Now, the 55-year-old Rye native is raising two boys in college and running her business out of her White Plains home-office. A “solopreneur” and single mother who bought her 1,700 sq ft house for $712,500 in 2006 — or, as she jokes, “10 minutes south of the market peak” — Singer never lets up. She can’t. Her career, family, and obligations are part of what she dubs the “work/life mashup,” which can be a mix of challenges and rewards. She wouldn’t have it any other way.
“It never stops,” Singer says. “I’m in a service business, so even when I’m not working, I try to be available.”

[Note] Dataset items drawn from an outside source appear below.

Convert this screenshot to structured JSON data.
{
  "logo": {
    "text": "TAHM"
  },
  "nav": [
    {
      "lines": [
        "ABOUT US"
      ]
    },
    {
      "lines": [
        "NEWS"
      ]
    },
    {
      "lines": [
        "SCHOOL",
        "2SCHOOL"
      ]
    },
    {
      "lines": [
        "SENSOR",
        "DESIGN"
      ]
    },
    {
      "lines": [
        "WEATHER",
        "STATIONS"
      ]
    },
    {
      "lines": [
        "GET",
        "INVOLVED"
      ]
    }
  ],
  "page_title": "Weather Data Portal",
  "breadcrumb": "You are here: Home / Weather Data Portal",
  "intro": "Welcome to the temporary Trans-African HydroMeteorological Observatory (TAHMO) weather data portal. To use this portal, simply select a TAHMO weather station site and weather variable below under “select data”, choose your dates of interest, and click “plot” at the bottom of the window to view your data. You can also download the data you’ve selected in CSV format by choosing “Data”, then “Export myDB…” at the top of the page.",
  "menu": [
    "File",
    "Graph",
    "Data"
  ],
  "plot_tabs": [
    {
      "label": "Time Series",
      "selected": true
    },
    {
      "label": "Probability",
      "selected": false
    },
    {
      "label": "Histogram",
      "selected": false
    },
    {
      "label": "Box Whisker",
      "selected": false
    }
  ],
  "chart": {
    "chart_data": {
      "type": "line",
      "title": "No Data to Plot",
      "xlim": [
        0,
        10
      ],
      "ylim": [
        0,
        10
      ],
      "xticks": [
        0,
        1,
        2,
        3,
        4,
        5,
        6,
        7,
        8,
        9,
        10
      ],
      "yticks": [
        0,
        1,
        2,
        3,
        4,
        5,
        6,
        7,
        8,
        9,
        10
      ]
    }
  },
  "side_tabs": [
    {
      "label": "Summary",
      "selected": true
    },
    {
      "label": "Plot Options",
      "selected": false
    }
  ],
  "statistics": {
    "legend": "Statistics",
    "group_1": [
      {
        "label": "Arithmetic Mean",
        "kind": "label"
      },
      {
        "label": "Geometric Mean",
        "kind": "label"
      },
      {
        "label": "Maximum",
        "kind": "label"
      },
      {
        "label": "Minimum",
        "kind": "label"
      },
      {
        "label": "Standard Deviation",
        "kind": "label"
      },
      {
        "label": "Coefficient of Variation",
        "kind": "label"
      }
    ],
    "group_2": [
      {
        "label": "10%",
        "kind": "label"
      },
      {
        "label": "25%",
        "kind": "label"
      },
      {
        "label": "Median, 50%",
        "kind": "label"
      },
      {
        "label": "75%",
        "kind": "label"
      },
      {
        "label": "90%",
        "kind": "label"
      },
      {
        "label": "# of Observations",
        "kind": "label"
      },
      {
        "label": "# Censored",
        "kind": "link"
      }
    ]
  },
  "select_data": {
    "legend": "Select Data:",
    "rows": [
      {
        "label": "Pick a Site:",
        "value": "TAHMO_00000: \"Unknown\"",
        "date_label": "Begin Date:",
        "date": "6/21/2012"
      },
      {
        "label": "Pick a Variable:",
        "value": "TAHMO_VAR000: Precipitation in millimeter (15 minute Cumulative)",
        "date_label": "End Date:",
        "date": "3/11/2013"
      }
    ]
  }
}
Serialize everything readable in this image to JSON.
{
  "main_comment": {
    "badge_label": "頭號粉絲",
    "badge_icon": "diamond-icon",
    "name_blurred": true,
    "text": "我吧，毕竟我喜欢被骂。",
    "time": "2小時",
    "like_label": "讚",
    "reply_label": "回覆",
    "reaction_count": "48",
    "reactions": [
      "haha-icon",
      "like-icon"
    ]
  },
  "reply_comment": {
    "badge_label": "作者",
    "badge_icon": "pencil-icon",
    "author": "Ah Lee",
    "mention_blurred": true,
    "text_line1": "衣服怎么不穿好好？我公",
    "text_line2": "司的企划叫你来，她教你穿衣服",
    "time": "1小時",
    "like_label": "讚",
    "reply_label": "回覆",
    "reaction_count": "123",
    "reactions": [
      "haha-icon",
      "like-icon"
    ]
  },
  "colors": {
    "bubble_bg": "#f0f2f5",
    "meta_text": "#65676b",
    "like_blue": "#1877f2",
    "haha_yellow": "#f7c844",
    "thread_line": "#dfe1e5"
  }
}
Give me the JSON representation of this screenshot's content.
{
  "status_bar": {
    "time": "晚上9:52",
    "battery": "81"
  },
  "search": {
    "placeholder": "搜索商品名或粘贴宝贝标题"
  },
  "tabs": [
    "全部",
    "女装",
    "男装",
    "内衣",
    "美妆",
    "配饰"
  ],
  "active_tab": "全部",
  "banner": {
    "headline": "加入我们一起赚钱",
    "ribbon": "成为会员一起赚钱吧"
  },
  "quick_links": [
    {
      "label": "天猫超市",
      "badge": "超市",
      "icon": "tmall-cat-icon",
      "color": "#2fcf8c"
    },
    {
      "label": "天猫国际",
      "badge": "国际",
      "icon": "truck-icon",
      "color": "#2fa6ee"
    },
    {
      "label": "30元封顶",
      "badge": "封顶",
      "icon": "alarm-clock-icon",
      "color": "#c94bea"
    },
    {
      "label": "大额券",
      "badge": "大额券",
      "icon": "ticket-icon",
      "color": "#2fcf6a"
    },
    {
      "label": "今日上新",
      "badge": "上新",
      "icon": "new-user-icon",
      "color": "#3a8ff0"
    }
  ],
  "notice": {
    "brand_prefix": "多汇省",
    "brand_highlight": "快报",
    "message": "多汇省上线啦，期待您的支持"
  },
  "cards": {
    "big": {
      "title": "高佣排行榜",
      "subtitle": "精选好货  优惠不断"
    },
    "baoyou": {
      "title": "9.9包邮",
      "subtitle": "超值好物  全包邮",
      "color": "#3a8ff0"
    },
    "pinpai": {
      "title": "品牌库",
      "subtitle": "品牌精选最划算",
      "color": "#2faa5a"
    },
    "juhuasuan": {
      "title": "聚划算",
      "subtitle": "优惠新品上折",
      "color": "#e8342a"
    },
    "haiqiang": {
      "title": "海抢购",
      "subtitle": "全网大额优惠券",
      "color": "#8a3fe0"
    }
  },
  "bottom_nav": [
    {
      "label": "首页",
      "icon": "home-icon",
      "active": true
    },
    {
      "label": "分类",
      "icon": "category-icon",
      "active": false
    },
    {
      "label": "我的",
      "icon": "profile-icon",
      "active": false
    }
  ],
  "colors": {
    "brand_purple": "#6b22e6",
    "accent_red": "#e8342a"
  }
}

Although her grandmother set aside some money for her sons’ college educations (one attends the University of Delaware, the other the Culinary Institute of America), she watches her expenses closely. She has to, as it all comes out of the same life/company pot. As a homeowner and parent, there are always bills on the horizon: Roughly $10K in property taxes, a mortgage on a home that is still worth less than what she paid for it 11 years ago, $12,000 a year for a high-deductible health-insurance plan, and regular business expenses, not to mention the unforeseeable, like broken boilers, computers, and car repairs. “Every time it looks like I’m getting close to paying something off, something else creeps in,” she says. “I dream of the day I don’t owe anybody money.”
Singer drives a 2011 RAV4 that she purchased used, dines out only occasionally and tries to pay a little extra on her mortgage each month. If she vacations, she’s typically on call and available for clients. In what little free time she has, she makes sure to take advantage of Westchester’s greatest assets: its nature trails, parks, and proximity to New York City. “You can find things to do that aren’t expensive,” she says. “I feel like I’m so lucky living here.”